Man könnte sagen, das sind Ausreden für Faulheit. Ich möchte jedoch selbst einige Monate in einer Fabrik arbeiten, bevor ich diese breite Ladung ausgleiche. Ich möchte auch die charakterlichen Implikationen des “kurzfristigen” Verhaltens von Unternehmen untersuchen, die Bill Galston und Elaine Kamarck in einem neuen Artikel beschreiben. Sie stellen fest, dass, wenn Sie die Rezessionsjahre 2001 und 2008 ausschließen, Aktienrückkäufe und Dividenden bei 454 großen Unternehmen “seit 1998 durchschnittlich 85 Prozent des Nettogewinns aller Unternehmen ausgemacht haben.”Das Problem”, betonen sie, “ist, dass diese Art von schweren Belohnungen für die Anleger nur 14 Prozent für interne Investitionen und Lohnerhöhungen für die Arbeitnehmer verlassen.” Was verraten diese Entscheidungen über den Charakter derer von uns, die für diese Entscheidungen verantwortlich sind? Was sagt das über den Charakter unserer Wirtschaft aus? Lassen Sie uns über Charakter und Arbeit sprechen — aber lassen Sie uns eine kollektive Gewissenserforschung durchführen, anstatt die Arbeiterklasse herauszugreifen.
Reden wir über Charakter und Arbeit — aber nicht nur in der Arbeiterklasse.

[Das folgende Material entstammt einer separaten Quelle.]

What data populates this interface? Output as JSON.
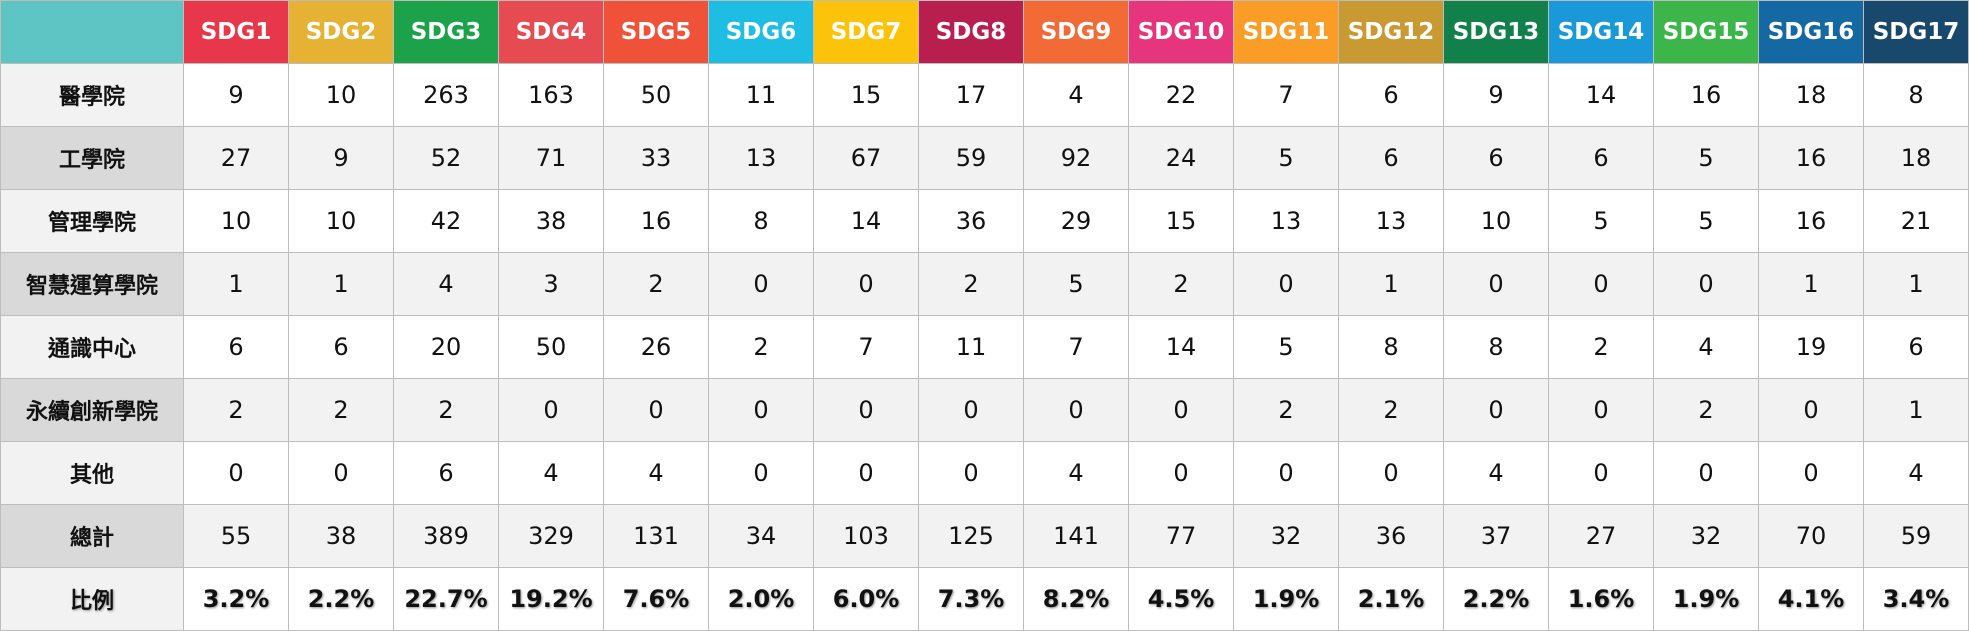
{
  "table": {
    "header": [
      "SDG1",
      "SDG2",
      "SDG3",
      "SDG4",
      "SDG5",
      "SDG6",
      "SDG7",
      "SDG8",
      "SDG9",
      "SDG10",
      "SDG11",
      "SDG12",
      "SDG13",
      "SDG14",
      "SDG15",
      "SDG16",
      "SDG17"
    ],
    "header_colors": [
      "#e8364a",
      "#e5b234",
      "#1ca24a",
      "#e64b52",
      "#ef5238",
      "#1dbde4",
      "#fcc30b",
      "#b81f4e",
      "#f26b37",
      "#e6357c",
      "#f99d26",
      "#c99a31",
      "#12804a",
      "#1999d8",
      "#3cb54a",
      "#1469a3",
      "#18486b"
    ],
    "rows": [
      {
        "label": "醫學院",
        "values": [
          9,
          10,
          263,
          163,
          50,
          11,
          15,
          17,
          4,
          22,
          7,
          6,
          9,
          14,
          16,
          18,
          8
        ]
      },
      {
        "label": "工學院",
        "values": [
          27,
          9,
          52,
          71,
          33,
          13,
          67,
          59,
          92,
          24,
          5,
          6,
          6,
          6,
          5,
          16,
          18
        ]
      },
      {
        "label": "管理學院",
        "values": [
          10,
          10,
          42,
          38,
          16,
          8,
          14,
          36,
          29,
          15,
          13,
          13,
          10,
          5,
          5,
          16,
          21
        ]
      },
      {
        "label": "智慧運算學院",
        "values": [
          1,
          1,
          4,
          3,
          2,
          0,
          0,
          2,
          5,
          2,
          0,
          1,
          0,
          0,
          0,
          1,
          1
        ]
      },
      {
        "label": "通識中心",
        "values": [
          6,
          6,
          20,
          50,
          26,
          2,
          7,
          11,
          7,
          14,
          5,
          8,
          8,
          2,
          4,
          19,
          6
        ]
      },
      {
        "label": "永續創新學院",
        "values": [
          2,
          2,
          2,
          0,
          0,
          0,
          0,
          0,
          0,
          0,
          2,
          2,
          0,
          0,
          2,
          0,
          1
        ]
      },
      {
        "label": "其他",
        "values": [
          0,
          0,
          6,
          4,
          4,
          0,
          0,
          0,
          4,
          0,
          0,
          0,
          4,
          0,
          0,
          0,
          4
        ]
      },
      {
        "label": "總計",
        "values": [
          55,
          38,
          389,
          329,
          131,
          34,
          103,
          125,
          141,
          77,
          32,
          36,
          37,
          27,
          32,
          70,
          59
        ]
      },
      {
        "label": "比例",
        "values": [
          "3.2%",
          "2.2%",
          "22.7%",
          "19.2%",
          "7.6%",
          "2.0%",
          "6.0%",
          "7.3%",
          "8.2%",
          "4.5%",
          "1.9%",
          "2.1%",
          "2.2%",
          "1.6%",
          "1.9%",
          "4.1%",
          "3.4%"
        ]
      }
    ]
  }
}
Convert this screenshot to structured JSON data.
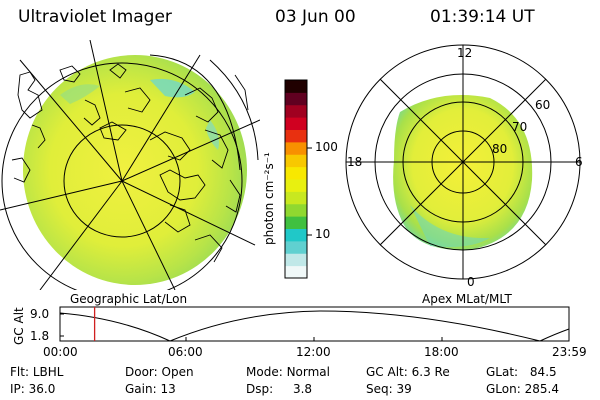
{
  "header": {
    "title": "Ultraviolet Imager",
    "date": "03 Jun 00",
    "time": "01:39:14 UT"
  },
  "left_map": {
    "caption": "Geographic Lat/Lon"
  },
  "right_map": {
    "caption": "Apex MLat/MLT",
    "mlt_labels": {
      "top": "12",
      "left": "18",
      "right": "6",
      "bottom": "0"
    },
    "lat_labels": [
      "60",
      "70",
      "80"
    ]
  },
  "colorbar": {
    "unit_label": "photon cm⁻²s⁻¹",
    "ticks": [
      "100",
      "10"
    ],
    "colors": [
      "#f0f8f8",
      "#c0e8e8",
      "#60d0d0",
      "#20c8c8",
      "#40c040",
      "#90d830",
      "#c8e820",
      "#e8f010",
      "#f8e800",
      "#f8c800",
      "#f89000",
      "#e83010",
      "#d00020",
      "#a00020",
      "#600020",
      "#200000"
    ]
  },
  "alt_plot": {
    "ylabel": "GC Alt",
    "y_ticks": [
      "9.0",
      "1.8"
    ],
    "x_ticks": [
      "00:00",
      "06:00",
      "12:00",
      "18:00",
      "23:59"
    ],
    "current_time_fraction": 0.068
  },
  "info": {
    "row1": [
      {
        "label": "Flt:",
        "value": "LBHL"
      },
      {
        "label": "Door:",
        "value": "Open"
      },
      {
        "label": "Mode:",
        "value": "Normal"
      },
      {
        "label": "GC Alt:",
        "value": "6.3 Re"
      },
      {
        "label": "GLat:",
        "value": "84.5"
      }
    ],
    "row2": [
      {
        "label": "IP:",
        "value": "36.0"
      },
      {
        "label": "Gain:",
        "value": "13"
      },
      {
        "label": "Dsp:",
        "value": "3.8"
      },
      {
        "label": "Seq:",
        "value": "39"
      },
      {
        "label": "GLon:",
        "value": "285.4"
      }
    ]
  },
  "palette": {
    "image_yellow": "#e8f038",
    "image_green": "#a8e048",
    "cyan": "#60d8d0",
    "time_marker": "#d02020"
  }
}
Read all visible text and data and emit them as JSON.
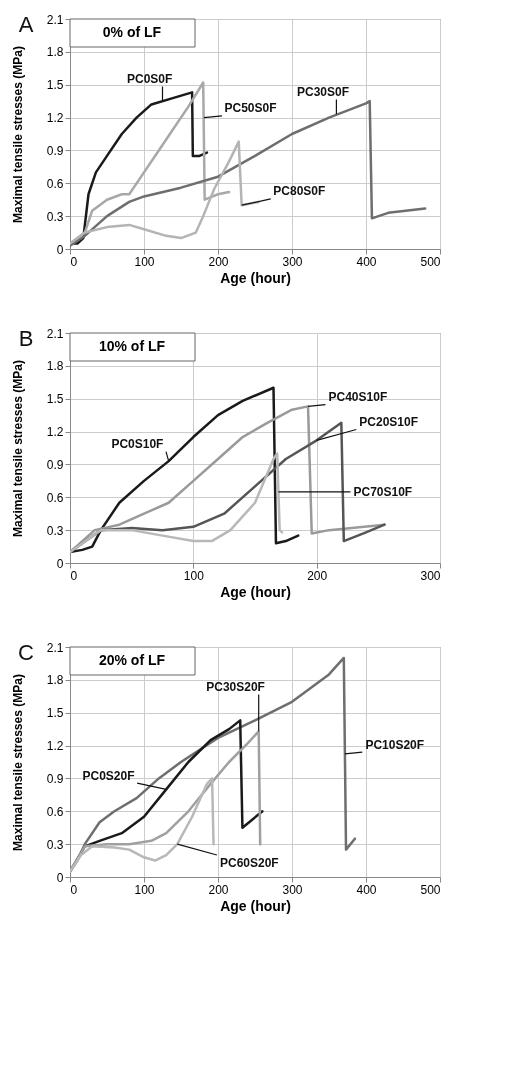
{
  "chart_data": [
    {
      "type": "line",
      "title": "0% of LF",
      "xlabel": "Age (hour)",
      "ylabel": "Maximal tensile stresses (MPa)",
      "xlim": [
        0,
        500
      ],
      "xticks": [
        0,
        100,
        200,
        300,
        400,
        500
      ],
      "ylim": [
        0,
        2.1
      ],
      "yticks": [
        0,
        0.3,
        0.6,
        0.9,
        1.2,
        1.5,
        1.8,
        2.1
      ],
      "grid": true,
      "annotations": [
        "A",
        {
          "text": "PC0S0F",
          "x": 125,
          "y": 1.35
        },
        {
          "text": "PC50S0F",
          "x": 181,
          "y": 1.2
        },
        {
          "text": "PC30S0F",
          "x": 360,
          "y": 1.23
        },
        {
          "text": "PC80S0F",
          "x": 232,
          "y": 0.4
        }
      ],
      "series": [
        {
          "color": "#1a1a1a",
          "x": [
            0,
            10,
            18,
            25,
            35,
            50,
            70,
            90,
            110,
            140,
            165,
            166,
            175,
            185
          ],
          "values": [
            0.05,
            0.05,
            0.1,
            0.5,
            0.7,
            0.85,
            1.05,
            1.2,
            1.32,
            1.38,
            1.43,
            0.85,
            0.85,
            0.88
          ]
        },
        {
          "color": "#a8a8a8",
          "x": [
            0,
            20,
            30,
            50,
            70,
            80,
            100,
            120,
            140,
            160,
            180,
            182,
            200,
            215
          ],
          "values": [
            0.05,
            0.15,
            0.35,
            0.45,
            0.5,
            0.5,
            0.7,
            0.9,
            1.1,
            1.3,
            1.52,
            0.45,
            0.5,
            0.52
          ]
        },
        {
          "color": "#6e6e6e",
          "x": [
            0,
            20,
            50,
            80,
            100,
            150,
            200,
            250,
            300,
            350,
            400,
            405,
            408,
            430,
            480
          ],
          "values": [
            0.03,
            0.12,
            0.3,
            0.43,
            0.48,
            0.56,
            0.66,
            0.85,
            1.05,
            1.2,
            1.33,
            1.35,
            0.28,
            0.33,
            0.37
          ]
        },
        {
          "color": "#b4b4b4",
          "x": [
            0,
            20,
            50,
            80,
            100,
            130,
            150,
            170,
            180,
            195,
            215,
            228,
            232,
            255
          ],
          "values": [
            0.05,
            0.15,
            0.2,
            0.22,
            0.18,
            0.12,
            0.1,
            0.15,
            0.3,
            0.55,
            0.8,
            0.98,
            0.4,
            0.43
          ]
        }
      ]
    },
    {
      "type": "line",
      "title": "10% of LF",
      "xlabel": "Age (hour)",
      "ylabel": "Maximal tensile stresses (MPa)",
      "xlim": [
        0,
        300
      ],
      "xticks": [
        0,
        100,
        200,
        300
      ],
      "ylim": [
        0,
        2.1
      ],
      "yticks": [
        0,
        0.3,
        0.6,
        0.9,
        1.2,
        1.5,
        1.8,
        2.1
      ],
      "grid": true,
      "annotations": [
        "B",
        {
          "text": "PC0S10F",
          "x": 80,
          "y": 0.93
        },
        {
          "text": "PC40S10F",
          "x": 193,
          "y": 1.43
        },
        {
          "text": "PC20S10F",
          "x": 200,
          "y": 1.12
        },
        {
          "text": "PC70S10F",
          "x": 169,
          "y": 0.65
        }
      ],
      "series": [
        {
          "color": "#1a1a1a",
          "x": [
            0,
            10,
            18,
            25,
            40,
            60,
            80,
            100,
            120,
            140,
            165,
            167,
            175,
            185
          ],
          "values": [
            0.1,
            0.12,
            0.15,
            0.3,
            0.55,
            0.75,
            0.93,
            1.15,
            1.35,
            1.48,
            1.6,
            0.18,
            0.2,
            0.25
          ]
        },
        {
          "color": "#9a9a9a",
          "x": [
            0,
            20,
            40,
            60,
            80,
            100,
            120,
            140,
            160,
            180,
            193,
            196,
            210,
            255
          ],
          "values": [
            0.1,
            0.3,
            0.35,
            0.45,
            0.55,
            0.75,
            0.95,
            1.15,
            1.28,
            1.4,
            1.43,
            0.27,
            0.3,
            0.35
          ]
        },
        {
          "color": "#555555",
          "x": [
            0,
            25,
            50,
            75,
            100,
            125,
            150,
            175,
            200,
            220,
            222,
            240,
            255
          ],
          "values": [
            0.1,
            0.3,
            0.32,
            0.3,
            0.33,
            0.45,
            0.7,
            0.95,
            1.12,
            1.28,
            0.2,
            0.28,
            0.35
          ]
        },
        {
          "color": "#b8b8b8",
          "x": [
            0,
            25,
            50,
            75,
            100,
            115,
            130,
            150,
            165,
            168,
            170,
            172
          ],
          "values": [
            0.1,
            0.3,
            0.3,
            0.25,
            0.2,
            0.2,
            0.3,
            0.55,
            0.95,
            1.0,
            0.3,
            0.28
          ]
        }
      ]
    },
    {
      "type": "line",
      "title": "20% of LF",
      "xlabel": "Age (hour)",
      "ylabel": "Maximal tensile stresses (MPa)",
      "xlim": [
        0,
        500
      ],
      "xticks": [
        0,
        100,
        200,
        300,
        400,
        500
      ],
      "ylim": [
        0,
        2.1
      ],
      "yticks": [
        0,
        0.3,
        0.6,
        0.9,
        1.2,
        1.5,
        1.8,
        2.1
      ],
      "grid": true,
      "annotations": [
        "C",
        {
          "text": "PC0S20F",
          "x": 130,
          "y": 0.8
        },
        {
          "text": "PC30S20F",
          "x": 255,
          "y": 1.33
        },
        {
          "text": "PC10S20F",
          "x": 371.5,
          "y": 1.125
        },
        {
          "text": "PC60S20F",
          "x": 145,
          "y": 0.3
        }
      ],
      "series": [
        {
          "color": "#6e6e6e",
          "x": [
            0,
            10,
            20,
            40,
            60,
            90,
            120,
            150,
            200,
            250,
            300,
            350,
            370,
            373,
            385
          ],
          "values": [
            0.05,
            0.15,
            0.3,
            0.5,
            0.6,
            0.72,
            0.9,
            1.05,
            1.27,
            1.43,
            1.6,
            1.85,
            2.0,
            0.25,
            0.35
          ]
        },
        {
          "color": "#1a1a1a",
          "x": [
            0,
            20,
            40,
            70,
            100,
            130,
            160,
            190,
            215,
            230,
            233,
            260
          ],
          "values": [
            0.05,
            0.28,
            0.33,
            0.4,
            0.55,
            0.8,
            1.05,
            1.25,
            1.35,
            1.43,
            0.45,
            0.6
          ]
        },
        {
          "color": "#a0a0a0",
          "x": [
            0,
            20,
            50,
            80,
            110,
            130,
            160,
            190,
            215,
            240,
            255,
            257
          ],
          "values": [
            0.05,
            0.28,
            0.3,
            0.3,
            0.33,
            0.4,
            0.6,
            0.85,
            1.05,
            1.22,
            1.33,
            0.3
          ]
        },
        {
          "color": "#b8b8b8",
          "x": [
            0,
            15,
            30,
            60,
            80,
            100,
            115,
            130,
            145,
            165,
            185,
            192,
            194
          ],
          "values": [
            0.05,
            0.2,
            0.28,
            0.27,
            0.25,
            0.18,
            0.15,
            0.2,
            0.3,
            0.55,
            0.85,
            0.9,
            0.3
          ]
        }
      ]
    }
  ]
}
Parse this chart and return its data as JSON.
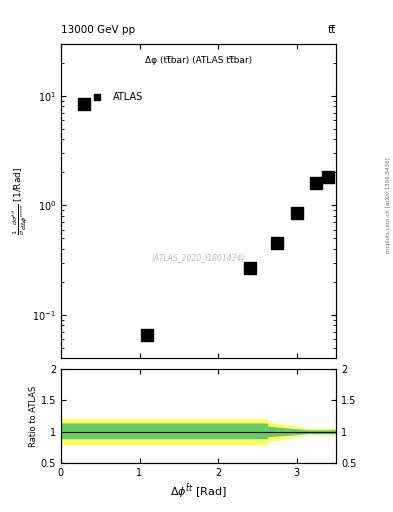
{
  "title_top_left": "13000 GeV pp",
  "title_top_right": "tt̅",
  "main_label": "Δφ (tt̅bar) (ATLAS tt̅bar)",
  "atlas_label": "ATLAS",
  "watermark": "(ATLAS_2020_I1801434)",
  "side_label": "mcplots.cern.ch [arXiv:1306.3436]",
  "ylabel_main": "$\\frac{1}{\\sigma}\\frac{d\\sigma^{fid}}{d\\Delta\\phi^{norm}}$ [1/Rad]",
  "ylabel_ratio": "Ratio to ATLAS",
  "xlabel": "$\\Delta\\phi^{\\bar{t}t}$ [Rad]",
  "data_x": [
    0.3,
    1.1,
    2.4,
    2.75,
    3.0,
    3.25,
    3.4
  ],
  "data_y": [
    8.5,
    0.065,
    0.27,
    0.45,
    0.85,
    1.6,
    1.8
  ],
  "marker_color": "black",
  "marker_style": "s",
  "marker_size": 4,
  "xlim": [
    0,
    3.5
  ],
  "ylim_main_log": [
    0.04,
    30
  ],
  "ylim_ratio": [
    0.5,
    2.0
  ],
  "ratio_line_y": 1.0,
  "yellow_band_x": [
    0.0,
    0.52,
    0.52,
    1.05,
    1.05,
    1.57,
    1.57,
    2.09,
    2.09,
    2.62,
    2.62,
    3.14,
    3.14,
    3.5
  ],
  "yellow_band_upper": [
    1.2,
    1.2,
    1.2,
    1.2,
    1.2,
    1.2,
    1.2,
    1.2,
    1.2,
    1.2,
    1.15,
    1.05,
    1.05,
    1.05
  ],
  "yellow_band_lower": [
    0.8,
    0.8,
    0.8,
    0.8,
    0.8,
    0.8,
    0.8,
    0.8,
    0.8,
    0.8,
    0.85,
    0.96,
    0.96,
    0.96
  ],
  "green_band_x": [
    0.0,
    0.52,
    0.52,
    1.05,
    1.05,
    1.57,
    1.57,
    2.09,
    2.09,
    2.62,
    2.62,
    3.14,
    3.14,
    3.5
  ],
  "green_band_upper": [
    1.13,
    1.13,
    1.13,
    1.13,
    1.13,
    1.13,
    1.13,
    1.13,
    1.13,
    1.13,
    1.08,
    1.02,
    1.02,
    1.02
  ],
  "green_band_lower": [
    0.9,
    0.9,
    0.9,
    0.9,
    0.9,
    0.9,
    0.9,
    0.9,
    0.9,
    0.9,
    0.93,
    0.98,
    0.98,
    0.98
  ],
  "green_color": "#66cc66",
  "yellow_color": "#ffff66",
  "bg_color": "white"
}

Ein letzter Punkt: Es ist nicht nur die Entfremdung von der Arbeit, die viele Arbeiterjugendliche erleben, sondern vom gesellschaftlichen Leben im Allgemeinen. Die Person, die nach ein paar Tagen die Fabrikarbeit beendet, ist oft dieselbe Person, die wütend auf ihren Vater oder ihre Mutter ist, weil sie die Familie verlassen hat, oder die vor dem Verrat eines Freundes, einer Freundin oder eines Ehepartners stechen oder frustriert ist von dem Gefühl, dass sein Vorgesetzter ihn “benutzt”. “Das soziale Leben geht weiter, als ob es über sie hinausgeht – nicht so sehr im Gegensatz zu ihnen, sondern “auf ihre Kosten””, wie es der zukünftige Johannes Paul II. in dem Aufsatz “Die Person: Subjekt und Gemeinschaft” ausdrückte, der eine tiefe Meditation über die Entfremdung als Antithese der Partizipation beinhaltet. Es ist schwieriger, darauf zu vertrauen, dass Ihr Vorgesetzter oder Ihr Unternehmen Ihre besten Interessen im Herzen hat, wenn Sie Grund haben, den Menschen zu misstrauen, die Ihnen im Leben am nächsten stehen. Es ist schwieriger, bei der Arbeit zu gedeihen, wenn Ihre Kernbeziehungen chaotisch sind.
Gleichzeitig erleben junge Menschen ihre Frustration und Entfremdung als moralisches Drama, in der Überzeugung, dass es bei der Arbeit anders sein könnte, wenn sie sich nur mit etwas mehr Beharrlichkeit einsetzen würden. Ich möchte hinzufügen (wie Larry Mead darauf hingewiesen hat), dass eine Person, sobald sie an der Arbeit teilnimmt, auch das Recht hat, etwas darüber zu sagen, wie sie den Arbeitsplatz und die wirtschaftlichen Strukturen, in denen sich ihr Arbeitsplatz befindet, verbessern kann. Und wann immer die Arbeiterklasse etwas über Arbeit zu sagen hat, sollten wir mit Ehrfurcht zuhören. Ihre Teilnahme kann die neue Entfremdung bekämpfen.